SWAT-like federal officers working in Boston to assist with ICE arrests

A number of specially trained officers and agents from the US Customs and Border Protection (CBP) agency are working in Boston with local US Immigration and Customs Enforcement (ICE) officials, according to a US Department of Homeland Security (DHS) official in Boston.

The official declined to confirm the number of CBP officials deployed to Boston but did say they come from across the country, including the southern border.

“While some of them are trained in tactical operations, that is one of the many areas of training. These officers have also been trained in routine immigration enforcement actions, which is what they have been asked to do,” according to a Homeland Security statement.

In a news release last Friday, acting ICE Director Matthew Albence said the agency is utilizing the additional officials in cities throughout the country to mitigate “resource challenges stemming from sanctuary city policies.”

He added: “As we have noted for years, in jurisdictions where we are not allowed to assume custody of aliens from jails, our officers are forced to make at-large arrests of criminal aliens who have been released into communities. This effort requires a significant amount of additional time and resources. When sanctuary cities release these criminals back to the street, it increases the occurrence of preventable crimes, and more importantly, preventable victims.”

Boston and many other Massachusetts communities have established so-called sanctuary policies in order to limit interaction between local law enforcement and federal immigration officials.
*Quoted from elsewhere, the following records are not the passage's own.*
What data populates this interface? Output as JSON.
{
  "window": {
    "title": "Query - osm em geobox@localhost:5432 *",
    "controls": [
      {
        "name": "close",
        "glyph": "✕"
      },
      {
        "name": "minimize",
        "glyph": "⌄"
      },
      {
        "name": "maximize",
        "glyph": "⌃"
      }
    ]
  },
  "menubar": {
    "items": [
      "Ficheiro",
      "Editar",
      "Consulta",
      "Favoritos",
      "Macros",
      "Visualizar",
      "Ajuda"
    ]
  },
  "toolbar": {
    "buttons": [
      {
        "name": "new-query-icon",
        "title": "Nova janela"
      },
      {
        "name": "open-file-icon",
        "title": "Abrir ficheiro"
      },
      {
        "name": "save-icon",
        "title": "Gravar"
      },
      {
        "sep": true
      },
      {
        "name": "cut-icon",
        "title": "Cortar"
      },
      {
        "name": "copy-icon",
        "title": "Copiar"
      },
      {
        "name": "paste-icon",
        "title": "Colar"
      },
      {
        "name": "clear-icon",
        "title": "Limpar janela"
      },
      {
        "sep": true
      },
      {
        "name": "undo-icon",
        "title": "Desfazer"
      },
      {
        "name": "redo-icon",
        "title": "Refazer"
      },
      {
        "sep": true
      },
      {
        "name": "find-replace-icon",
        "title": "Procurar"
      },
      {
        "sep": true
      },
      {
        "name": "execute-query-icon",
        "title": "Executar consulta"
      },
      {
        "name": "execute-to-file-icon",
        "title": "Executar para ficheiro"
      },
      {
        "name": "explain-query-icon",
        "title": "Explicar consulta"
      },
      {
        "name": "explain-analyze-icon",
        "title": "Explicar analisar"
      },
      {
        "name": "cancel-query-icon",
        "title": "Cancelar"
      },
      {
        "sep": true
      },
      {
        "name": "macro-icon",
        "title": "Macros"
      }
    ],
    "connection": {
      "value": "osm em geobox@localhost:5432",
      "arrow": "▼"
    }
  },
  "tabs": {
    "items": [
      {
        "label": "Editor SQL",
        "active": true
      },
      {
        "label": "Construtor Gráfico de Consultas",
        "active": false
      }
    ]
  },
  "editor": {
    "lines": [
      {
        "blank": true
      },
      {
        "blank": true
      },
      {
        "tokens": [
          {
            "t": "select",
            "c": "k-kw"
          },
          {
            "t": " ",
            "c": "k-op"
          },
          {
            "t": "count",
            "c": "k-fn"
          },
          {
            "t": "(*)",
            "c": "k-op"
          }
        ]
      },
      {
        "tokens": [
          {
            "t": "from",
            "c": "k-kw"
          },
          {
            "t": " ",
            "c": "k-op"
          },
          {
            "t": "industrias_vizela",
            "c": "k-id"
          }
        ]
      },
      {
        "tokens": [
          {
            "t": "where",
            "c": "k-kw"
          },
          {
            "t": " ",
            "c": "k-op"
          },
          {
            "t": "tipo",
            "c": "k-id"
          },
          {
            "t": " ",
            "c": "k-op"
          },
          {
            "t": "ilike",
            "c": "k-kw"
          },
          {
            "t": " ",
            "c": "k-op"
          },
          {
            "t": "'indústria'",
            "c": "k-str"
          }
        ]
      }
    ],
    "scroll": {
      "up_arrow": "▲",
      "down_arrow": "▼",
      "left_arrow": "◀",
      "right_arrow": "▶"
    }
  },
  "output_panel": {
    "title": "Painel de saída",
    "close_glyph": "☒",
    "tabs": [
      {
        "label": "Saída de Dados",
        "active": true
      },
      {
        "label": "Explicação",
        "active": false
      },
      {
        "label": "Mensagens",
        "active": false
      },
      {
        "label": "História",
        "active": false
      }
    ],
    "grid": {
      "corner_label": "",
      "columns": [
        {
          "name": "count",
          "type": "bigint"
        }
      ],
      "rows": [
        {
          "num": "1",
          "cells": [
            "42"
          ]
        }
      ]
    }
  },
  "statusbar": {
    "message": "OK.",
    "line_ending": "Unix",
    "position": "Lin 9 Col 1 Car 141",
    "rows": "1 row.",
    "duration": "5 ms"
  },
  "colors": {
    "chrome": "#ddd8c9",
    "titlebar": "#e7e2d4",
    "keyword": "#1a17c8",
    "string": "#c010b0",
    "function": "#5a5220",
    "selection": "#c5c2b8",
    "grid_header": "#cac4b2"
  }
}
The state’s highest court ruled in 2017 that local law enforcement officials cannot hold an individual who otherwise would be free to go solely at the request of ICE.

US Rep. Ayanna Pressley blasted the move as an intimidation tactic by the Trump administration. “Let us be clear, this move has nothing to do with public safety, but rather serves only to further the Trump Administration’s agenda to intimidate and retaliate against cities that uphold the dignity and humanity of our immigrant neighbors,” she said in a statement released Friday evening.

In a separate news release on Friday, Boston-based ICE officials provided detailed information — including photos — about five individuals referred to as “immigration fugitives” who, the agency says, were released by Massachusetts authorities as a result of sanctuary policies.

According to ICE, all of the cases involved declined detainers, which are requests to hold individuals made by the federal agency to local law enforcement.

Acting Boston Field Office Director Todd M. Lyons of ICE’s Enforcement and Removal Operations (ERO) said in the release: “Laws passed by the Massachusetts Supreme Judicial Court may restrict law enforcement agencies in the Commonwealth from honoring immigration detainers, the law does not limit local agencies from working with ICE to notify us of the release of criminal aliens. The politicization of law enforcement at any level whether it be federal, state, or local does not make anyone safer. ERO Boston from this day forward will continue to notify the public when a criminal threat is released back into their neighborhoods.”

Markey, Warren weigh in

The state’s US senators, Ed Markey and Elizabeth Warren, are demanding that CBP withdraw from the strategy of deploying agents to Boston and other American cities. In a letter to the heads of CBP, DHS and ICE, Markey and Warren called the initiative “unnecessary, unwelcome, dangerous, menacing, retaliatory and unlikely to achieve its stated goal.”

They go on to say that BORTAC agents are supposed to be used to handle dangerous situations outside the normal scope of Border Patrol agent duties - not for “run-of-the-mill immigration arrests” in some of America’s largest cities.

In closing, Warren and Markey asked federal officials to answer the following questions by next Monday: 1. How many of the CBP personnel deployed to assist ICE are BORTAC members? 2. In which communities will these BORTAC members be deployed? 3. What are the specific orders given to the BORTAC teams, and what are their specific rules of engagement while deployed in American cities? 4. What is the chain of command for deployed BORTAC teams?